In the above-mentioned method for identifying a highly expressed gene, the total number of recombinants selected at random is suitably several hundreds to about 1,000, but if necessary, more recombinants may be processed.

The present inventors carried out the above method, determined all the nucleotide sequences of the cDNA fragments in the 789 recombinants, and determined from them the frequency of appearance as cDNA having the same sequence. The cDNA fragment of 37989 was selected as a candidate for a DNA fragment of a gene highly expressed in human papillary cells.

As described above, the cDNA fragment contains only a part of the 3 ′ end region of mRNA. Therefore, the present inventors based on the nucleotide sequence information of the region (hereinafter, 3 ′ fragment). Then, the total chain length cDNA was obtained.

A human cerebral cortex cDNA library commercially available from Clonetech is a rust type, and an oligonucleotide of an appropriate length having the sequence in the 3 ′ fragment and a comparable length having a sequence in the vector are used. Each oligonucleotide was synthesized, and PCR was performed using these as primers. As a result, a DNA fragment of about 1.5 kb could be amplified. At this time, it can also be carried out by using mRNA extracted from human cultured hair papilla cells according to a conventional method as type III and using a 5 'RACE kit of Clonetech or Gibco. In addition, screening of the human cerebral cortex or dermal papilla cell cDNA library by colony hybridization or plaque hybridization using the above 3 ′ fragment as a probe in accordance with a standard method. Can also be performed.

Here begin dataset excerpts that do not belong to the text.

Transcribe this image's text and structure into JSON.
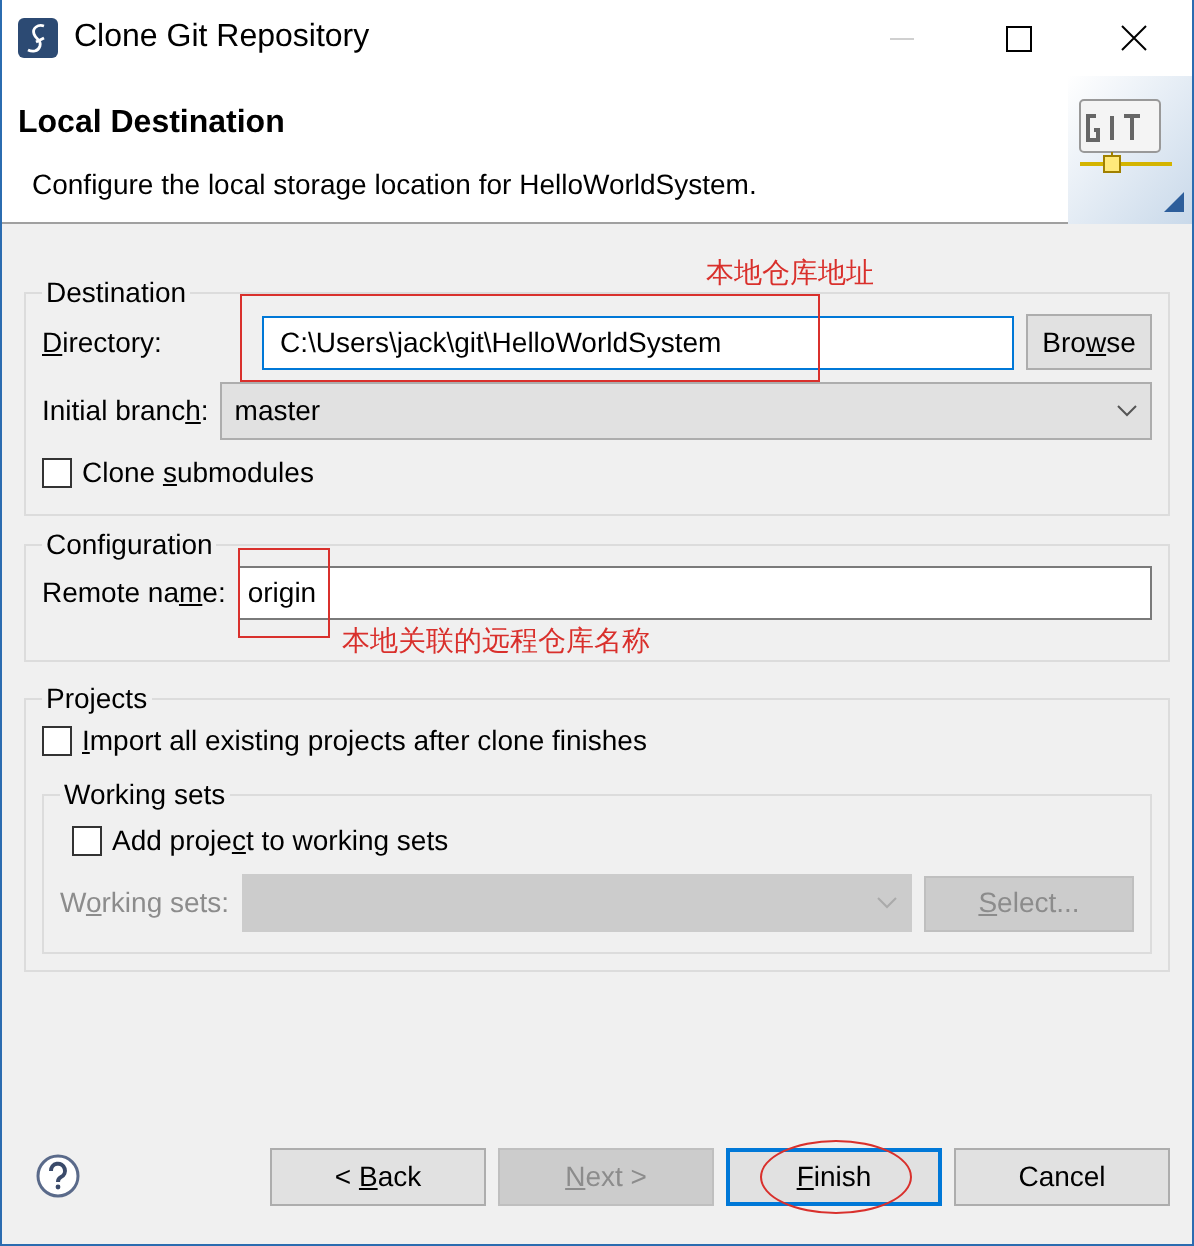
{
  "window": {
    "title": "Clone Git Repository"
  },
  "header": {
    "title": "Local Destination",
    "description": "Configure the local storage location for HelloWorldSystem."
  },
  "destination": {
    "title": "Destination",
    "directory": {
      "label": {
        "key": "D",
        "post": "irectory:"
      },
      "value": "C:\\Users\\jack\\git\\HelloWorldSystem",
      "focused": true
    },
    "browse_button": {
      "pre": "Bro",
      "key": "w",
      "post": "se"
    },
    "initial_branch": {
      "label": {
        "pre": "Initial branc",
        "key": "h",
        "post": ":"
      },
      "value": "master"
    },
    "clone_submodules": {
      "label": {
        "pre": "Clone ",
        "key": "s",
        "post": "ubmodules"
      },
      "checked": false
    }
  },
  "configuration": {
    "title": "Configuration",
    "remote_name": {
      "label": {
        "pre": "Remote na",
        "key": "m",
        "post": "e:"
      },
      "value": "origin"
    }
  },
  "projects": {
    "title": "Projects",
    "import_all": {
      "label": {
        "key": "I",
        "post": "mport all existing projects after clone finishes"
      },
      "checked": false
    },
    "working_sets": {
      "title": "Working sets",
      "add_project": {
        "label": {
          "pre": "Add proje",
          "key": "c",
          "post": "t to working sets"
        },
        "checked": false
      },
      "working_sets_field": {
        "label": {
          "pre": "W",
          "key": "o",
          "post": "rking sets:"
        },
        "disabled": true
      },
      "select_button": {
        "label": {
          "key": "S",
          "post": "elect..."
        },
        "disabled": true
      }
    }
  },
  "buttons": [
    {
      "label": {
        "pre": "< ",
        "key": "B",
        "post": "ack"
      },
      "disabled": false,
      "default": false
    },
    {
      "label": {
        "key": "N",
        "post": "ext >"
      },
      "disabled": true,
      "default": false
    },
    {
      "label": {
        "key": "F",
        "post": "inish"
      },
      "disabled": false,
      "default": true
    },
    {
      "label": {
        "post": "Cancel"
      },
      "disabled": false,
      "default": false
    }
  ],
  "annotations": [
    {
      "text": "本地仓库地址"
    },
    {
      "text": "本地关联的远程仓库名称"
    }
  ]
}
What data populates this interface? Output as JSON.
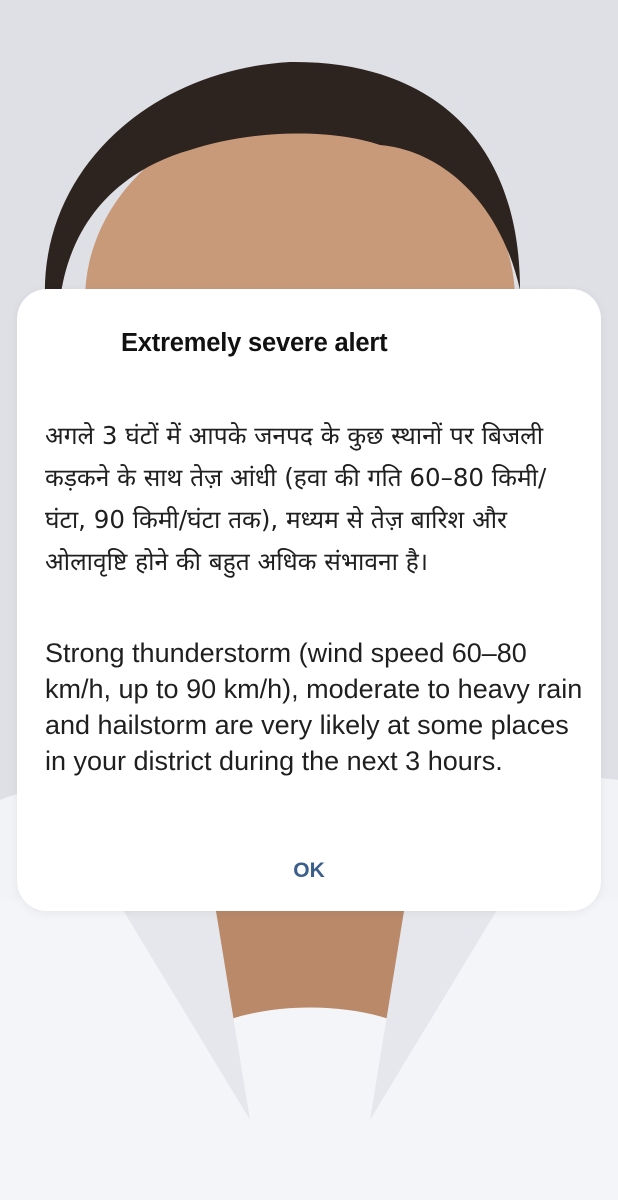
{
  "alert": {
    "title": "Extremely severe alert",
    "message_hindi": "अगले 3 घंटों में आपके जनपद के कुछ स्थानों पर बिजली कड़कने के साथ तेज़ आंधी (हवा की गति 60–80 किमी/घंटा,  90 किमी/घंटा तक), मध्यम से तेज़ बारिश और ओलावृष्टि होने की बहुत अधिक संभावना है।",
    "message_english": "Strong thunderstorm (wind speed 60–80 km/h, up to 90 km/h), moderate to heavy rain and hailstorm are very likely at some places in your district during the next 3 hours.",
    "ok_label": "OK"
  },
  "colors": {
    "accent": "#3b5e8c",
    "dialog_bg": "#ffffff",
    "text": "#1f1f1f"
  }
}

The cDNA fragment amplified by the above method was incorporated into vector pGEM-T commercially available from Promega, and the entire nucleotide sequence was determined. At this time, the sequence was confirmed by independently obtaining two clones of the recombinant DNA and determining the nucleotide sequence of each cDNA fragment. One protein translation region (Open Reading Flame, ORF) was found in this sequence, the gene was designated as derp2, and the protein encoded by the gene was designated as DERP2.

The gene derp 2 can be made into a recombinant gene by a general gene recombination technique using an appropriate host vector system. Suitable vectors include plasmids derived from Escherichia coli (eg, pBR322, pUC118, etc.), and plasmids derived from Bacillus subtilis (eg, pUB110, pC194). Others), yeast-derived plasmids (eg, pSH19 and others), and animal viruses such as bacteriophages, retroviruses and vaccinia viruses can be used. Upon recombination, a translation initiation codon and a translation termination codon can be added using an appropriate synthetic DNA adapter. In order to further express the gene, an appropriate expression promoter is connected upstream of the gene. The promoter to be used may be appropriately selected depending on the host. For example, when the host is Escherichia coli, the T7 promoter, 1 ac promoter, trp promoter, and λPL promoter are used, and when the host is Bacillus, the S ス 0 promoter is used. If the host is yeast, the 5 promoters, the GAP promoters, the ADH promoter, etc. In the case of vesicles, SV40-derived promoters and retrovirus promoters can be used, respectively.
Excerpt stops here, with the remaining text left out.